We would advise that you start by shortlisting a few photographers who can possibly convey your brand story the best, even before engaging a creative agency, if you are intending to use one. By looking at their portfolios and personal work and biographies, you start to get a better sense whether this is the right person for the job. Ultimately, just as it is not easy to find a good employee, there is no shortcut for finding the right photographer.
What is next for Captured?
We hope that more clients come forward to leverage on our strength in storytelling for their corporate messaging. Corporate photography can be more organic, less staged, and yet achieve more impact because the images are authentic and sincere. Authentic visual content that adheres to the real story behind the business results in more compelling annual reports, collaterals and social media content for our clients. This will be our main drive going forward.
At the same time, we look forward to our next epic passion project, following the success of Island Nation as a visual documentary, a record of history and a social mover-and-shaker.
As an artist collective, Captured members will also continue to encourage and support each other in producing more personal work, because a collective is only as good as each members’ creative pursuits.

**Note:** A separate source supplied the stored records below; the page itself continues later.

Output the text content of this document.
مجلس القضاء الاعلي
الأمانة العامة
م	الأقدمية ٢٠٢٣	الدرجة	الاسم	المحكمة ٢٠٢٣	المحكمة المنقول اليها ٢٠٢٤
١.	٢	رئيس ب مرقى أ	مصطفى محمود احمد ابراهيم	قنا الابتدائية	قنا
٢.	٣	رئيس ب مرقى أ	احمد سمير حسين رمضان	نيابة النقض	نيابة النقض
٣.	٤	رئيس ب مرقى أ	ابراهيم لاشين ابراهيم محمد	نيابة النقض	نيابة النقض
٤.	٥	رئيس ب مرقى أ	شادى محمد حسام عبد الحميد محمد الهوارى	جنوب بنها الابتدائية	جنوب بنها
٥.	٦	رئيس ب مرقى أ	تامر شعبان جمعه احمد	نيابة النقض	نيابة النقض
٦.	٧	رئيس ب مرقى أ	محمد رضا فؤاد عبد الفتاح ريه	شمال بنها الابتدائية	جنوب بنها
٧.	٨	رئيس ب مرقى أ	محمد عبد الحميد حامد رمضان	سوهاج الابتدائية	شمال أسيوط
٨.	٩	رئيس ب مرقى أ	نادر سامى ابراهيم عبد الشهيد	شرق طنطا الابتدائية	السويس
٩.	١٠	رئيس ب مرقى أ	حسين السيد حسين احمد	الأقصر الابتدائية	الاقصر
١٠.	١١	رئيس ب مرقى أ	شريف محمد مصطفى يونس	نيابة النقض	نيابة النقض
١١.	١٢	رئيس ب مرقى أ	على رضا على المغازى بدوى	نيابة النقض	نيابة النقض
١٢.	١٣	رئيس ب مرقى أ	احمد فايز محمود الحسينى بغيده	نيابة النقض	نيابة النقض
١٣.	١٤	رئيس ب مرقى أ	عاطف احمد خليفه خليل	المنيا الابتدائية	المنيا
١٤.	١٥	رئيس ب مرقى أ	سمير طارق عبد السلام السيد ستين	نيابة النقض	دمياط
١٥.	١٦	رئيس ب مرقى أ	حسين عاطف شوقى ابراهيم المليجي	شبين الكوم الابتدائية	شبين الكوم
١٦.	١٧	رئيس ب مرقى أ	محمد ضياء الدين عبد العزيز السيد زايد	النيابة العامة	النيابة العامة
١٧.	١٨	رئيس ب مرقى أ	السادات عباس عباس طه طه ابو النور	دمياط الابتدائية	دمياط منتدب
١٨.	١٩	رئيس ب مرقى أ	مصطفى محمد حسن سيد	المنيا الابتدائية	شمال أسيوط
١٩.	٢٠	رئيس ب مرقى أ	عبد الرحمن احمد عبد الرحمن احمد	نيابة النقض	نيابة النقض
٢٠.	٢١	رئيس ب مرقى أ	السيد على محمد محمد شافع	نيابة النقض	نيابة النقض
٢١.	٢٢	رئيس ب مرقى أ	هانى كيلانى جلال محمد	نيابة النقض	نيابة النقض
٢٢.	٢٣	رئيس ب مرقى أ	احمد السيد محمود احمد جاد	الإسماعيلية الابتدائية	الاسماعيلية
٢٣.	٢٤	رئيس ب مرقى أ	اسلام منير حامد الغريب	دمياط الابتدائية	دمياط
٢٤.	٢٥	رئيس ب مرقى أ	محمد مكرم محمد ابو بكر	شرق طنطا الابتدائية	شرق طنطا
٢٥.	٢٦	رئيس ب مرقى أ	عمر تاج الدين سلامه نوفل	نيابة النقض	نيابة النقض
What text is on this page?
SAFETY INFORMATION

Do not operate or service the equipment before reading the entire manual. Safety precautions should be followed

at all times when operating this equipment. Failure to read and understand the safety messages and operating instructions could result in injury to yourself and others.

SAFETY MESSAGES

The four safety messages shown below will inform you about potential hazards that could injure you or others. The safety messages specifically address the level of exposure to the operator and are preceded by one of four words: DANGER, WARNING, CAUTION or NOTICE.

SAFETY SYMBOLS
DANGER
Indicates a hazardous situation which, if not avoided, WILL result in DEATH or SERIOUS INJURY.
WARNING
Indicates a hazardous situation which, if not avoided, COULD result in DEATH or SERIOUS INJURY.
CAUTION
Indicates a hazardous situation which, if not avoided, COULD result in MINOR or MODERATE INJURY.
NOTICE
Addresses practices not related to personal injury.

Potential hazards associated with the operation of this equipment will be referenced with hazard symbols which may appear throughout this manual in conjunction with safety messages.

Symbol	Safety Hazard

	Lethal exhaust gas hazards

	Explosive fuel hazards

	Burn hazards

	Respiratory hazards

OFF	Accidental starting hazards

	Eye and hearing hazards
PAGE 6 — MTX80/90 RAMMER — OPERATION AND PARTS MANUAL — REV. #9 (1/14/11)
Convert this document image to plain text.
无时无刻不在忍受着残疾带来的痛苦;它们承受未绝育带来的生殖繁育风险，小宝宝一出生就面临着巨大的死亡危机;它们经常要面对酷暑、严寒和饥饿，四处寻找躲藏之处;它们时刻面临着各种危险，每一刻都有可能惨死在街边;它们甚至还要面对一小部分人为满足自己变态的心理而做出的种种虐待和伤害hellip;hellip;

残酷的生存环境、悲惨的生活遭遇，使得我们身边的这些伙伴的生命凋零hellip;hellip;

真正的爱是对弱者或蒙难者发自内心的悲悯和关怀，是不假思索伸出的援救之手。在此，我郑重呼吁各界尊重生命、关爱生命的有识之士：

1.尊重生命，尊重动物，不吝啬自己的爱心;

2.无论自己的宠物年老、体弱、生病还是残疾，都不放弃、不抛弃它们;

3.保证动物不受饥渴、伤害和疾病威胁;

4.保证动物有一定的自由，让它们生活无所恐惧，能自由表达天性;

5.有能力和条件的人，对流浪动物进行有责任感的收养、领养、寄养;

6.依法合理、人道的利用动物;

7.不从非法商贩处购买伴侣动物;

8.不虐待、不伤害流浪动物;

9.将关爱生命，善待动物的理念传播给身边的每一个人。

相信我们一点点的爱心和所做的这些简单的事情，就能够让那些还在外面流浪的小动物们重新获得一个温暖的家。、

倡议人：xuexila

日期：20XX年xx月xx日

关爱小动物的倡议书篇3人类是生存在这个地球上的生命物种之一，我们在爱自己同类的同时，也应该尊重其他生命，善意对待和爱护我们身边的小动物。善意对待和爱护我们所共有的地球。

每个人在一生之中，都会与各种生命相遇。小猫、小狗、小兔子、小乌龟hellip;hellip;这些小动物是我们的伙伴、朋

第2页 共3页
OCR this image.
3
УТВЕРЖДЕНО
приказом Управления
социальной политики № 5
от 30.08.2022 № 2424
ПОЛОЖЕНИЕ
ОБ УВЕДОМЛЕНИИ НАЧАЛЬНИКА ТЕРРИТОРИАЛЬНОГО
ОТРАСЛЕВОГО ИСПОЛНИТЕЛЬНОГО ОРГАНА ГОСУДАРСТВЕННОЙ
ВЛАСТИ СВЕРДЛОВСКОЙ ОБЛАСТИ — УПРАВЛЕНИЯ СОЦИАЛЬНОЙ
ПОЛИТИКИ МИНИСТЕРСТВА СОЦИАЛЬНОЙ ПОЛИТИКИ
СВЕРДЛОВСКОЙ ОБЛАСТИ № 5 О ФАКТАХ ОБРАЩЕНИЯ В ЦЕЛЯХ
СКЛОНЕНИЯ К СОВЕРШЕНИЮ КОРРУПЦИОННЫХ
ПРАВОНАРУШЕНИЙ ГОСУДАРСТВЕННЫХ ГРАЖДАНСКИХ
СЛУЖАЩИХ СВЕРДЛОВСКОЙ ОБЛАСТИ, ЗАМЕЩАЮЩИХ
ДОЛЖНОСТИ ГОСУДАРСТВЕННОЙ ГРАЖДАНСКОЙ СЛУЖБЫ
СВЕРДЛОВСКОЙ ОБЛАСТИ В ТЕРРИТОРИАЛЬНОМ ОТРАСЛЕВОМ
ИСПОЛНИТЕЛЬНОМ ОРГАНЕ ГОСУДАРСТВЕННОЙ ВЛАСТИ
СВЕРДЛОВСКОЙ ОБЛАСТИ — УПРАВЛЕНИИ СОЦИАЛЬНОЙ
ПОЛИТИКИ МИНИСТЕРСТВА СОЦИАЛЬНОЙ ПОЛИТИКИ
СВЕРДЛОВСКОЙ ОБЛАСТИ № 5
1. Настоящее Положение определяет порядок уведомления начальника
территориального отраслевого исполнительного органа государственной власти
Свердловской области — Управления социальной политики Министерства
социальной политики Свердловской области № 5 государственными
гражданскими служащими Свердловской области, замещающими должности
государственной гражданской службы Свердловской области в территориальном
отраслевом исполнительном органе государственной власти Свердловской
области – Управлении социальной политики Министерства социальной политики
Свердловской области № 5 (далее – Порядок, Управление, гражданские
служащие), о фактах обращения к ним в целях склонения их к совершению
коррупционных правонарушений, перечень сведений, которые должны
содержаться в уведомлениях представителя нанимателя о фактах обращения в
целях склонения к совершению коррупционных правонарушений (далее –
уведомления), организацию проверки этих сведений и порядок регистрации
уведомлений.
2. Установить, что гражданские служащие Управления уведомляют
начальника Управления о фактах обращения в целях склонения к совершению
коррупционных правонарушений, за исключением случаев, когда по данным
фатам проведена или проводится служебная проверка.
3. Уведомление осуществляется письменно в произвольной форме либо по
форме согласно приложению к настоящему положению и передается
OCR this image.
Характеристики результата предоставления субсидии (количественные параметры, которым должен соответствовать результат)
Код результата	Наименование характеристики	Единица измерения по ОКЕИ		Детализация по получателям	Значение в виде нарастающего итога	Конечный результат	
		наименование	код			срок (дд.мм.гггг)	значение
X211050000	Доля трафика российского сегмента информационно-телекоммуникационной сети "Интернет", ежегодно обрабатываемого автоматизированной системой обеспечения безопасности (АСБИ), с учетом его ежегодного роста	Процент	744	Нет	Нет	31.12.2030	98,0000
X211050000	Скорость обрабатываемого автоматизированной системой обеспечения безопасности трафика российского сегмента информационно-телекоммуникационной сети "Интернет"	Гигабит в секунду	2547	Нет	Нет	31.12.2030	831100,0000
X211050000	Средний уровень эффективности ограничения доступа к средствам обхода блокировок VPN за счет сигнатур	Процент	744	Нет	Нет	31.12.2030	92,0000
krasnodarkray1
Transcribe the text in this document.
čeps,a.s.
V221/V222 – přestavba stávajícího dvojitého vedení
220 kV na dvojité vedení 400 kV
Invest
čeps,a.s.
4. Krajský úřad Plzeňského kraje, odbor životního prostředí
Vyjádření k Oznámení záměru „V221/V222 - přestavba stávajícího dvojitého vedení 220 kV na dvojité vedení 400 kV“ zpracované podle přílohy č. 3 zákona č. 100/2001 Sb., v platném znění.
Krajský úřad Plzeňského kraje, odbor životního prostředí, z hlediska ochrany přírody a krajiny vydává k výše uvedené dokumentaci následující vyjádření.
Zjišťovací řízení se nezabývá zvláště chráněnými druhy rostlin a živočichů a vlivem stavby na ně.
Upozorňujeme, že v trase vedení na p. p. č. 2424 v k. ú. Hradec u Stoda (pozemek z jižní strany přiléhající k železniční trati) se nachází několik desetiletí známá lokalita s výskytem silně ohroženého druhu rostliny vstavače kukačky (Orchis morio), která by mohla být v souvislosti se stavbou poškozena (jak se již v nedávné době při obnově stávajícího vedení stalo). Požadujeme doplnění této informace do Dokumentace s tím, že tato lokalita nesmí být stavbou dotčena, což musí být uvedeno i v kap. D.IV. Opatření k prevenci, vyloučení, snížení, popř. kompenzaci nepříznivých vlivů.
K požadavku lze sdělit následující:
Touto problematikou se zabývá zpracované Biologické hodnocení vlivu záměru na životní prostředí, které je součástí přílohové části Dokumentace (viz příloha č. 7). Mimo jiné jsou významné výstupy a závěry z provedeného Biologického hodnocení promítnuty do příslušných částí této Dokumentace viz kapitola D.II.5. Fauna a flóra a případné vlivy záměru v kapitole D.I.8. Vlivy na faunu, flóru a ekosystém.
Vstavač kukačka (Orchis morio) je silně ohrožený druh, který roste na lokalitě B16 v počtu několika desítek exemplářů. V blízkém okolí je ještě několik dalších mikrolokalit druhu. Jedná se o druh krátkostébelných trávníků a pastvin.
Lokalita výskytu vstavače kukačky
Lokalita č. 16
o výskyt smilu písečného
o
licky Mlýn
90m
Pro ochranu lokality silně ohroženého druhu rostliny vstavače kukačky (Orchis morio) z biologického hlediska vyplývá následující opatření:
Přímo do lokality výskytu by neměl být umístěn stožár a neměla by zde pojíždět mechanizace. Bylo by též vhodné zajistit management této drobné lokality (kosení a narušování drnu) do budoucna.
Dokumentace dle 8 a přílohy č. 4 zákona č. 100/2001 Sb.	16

"Corporate photography can be more organic, less staged, and yet achieve more impact because the images are authentic and sincere."
Do you have any dream clients?
I would say that there is no such thing as a dream client, because as service providers we also need to have the sensibility to accept there will always be real-life limitations, e.g. budgets and corporate branding. But we have had the privilege of working with fantastic clients, who have now become friends. Here's what we observe:
A great client has a clear message, but also opens up the possibilities for the individual expression of the photographer
A great client sees his or her photographers as artists, and this perspective is often reciprocated in the form of a 110% delivery in terms of results from the photographer
A great client works with the photographer(s) as a team playing on the same side, offering clear objectives while understanding that ground conditions may modify the deliverables.
Often this is about teamwork, and a client is in fact hiring an ad hoc team member to accomplish the goals through a photography assignment. At Captured, we understand this, because we are team players ourselves.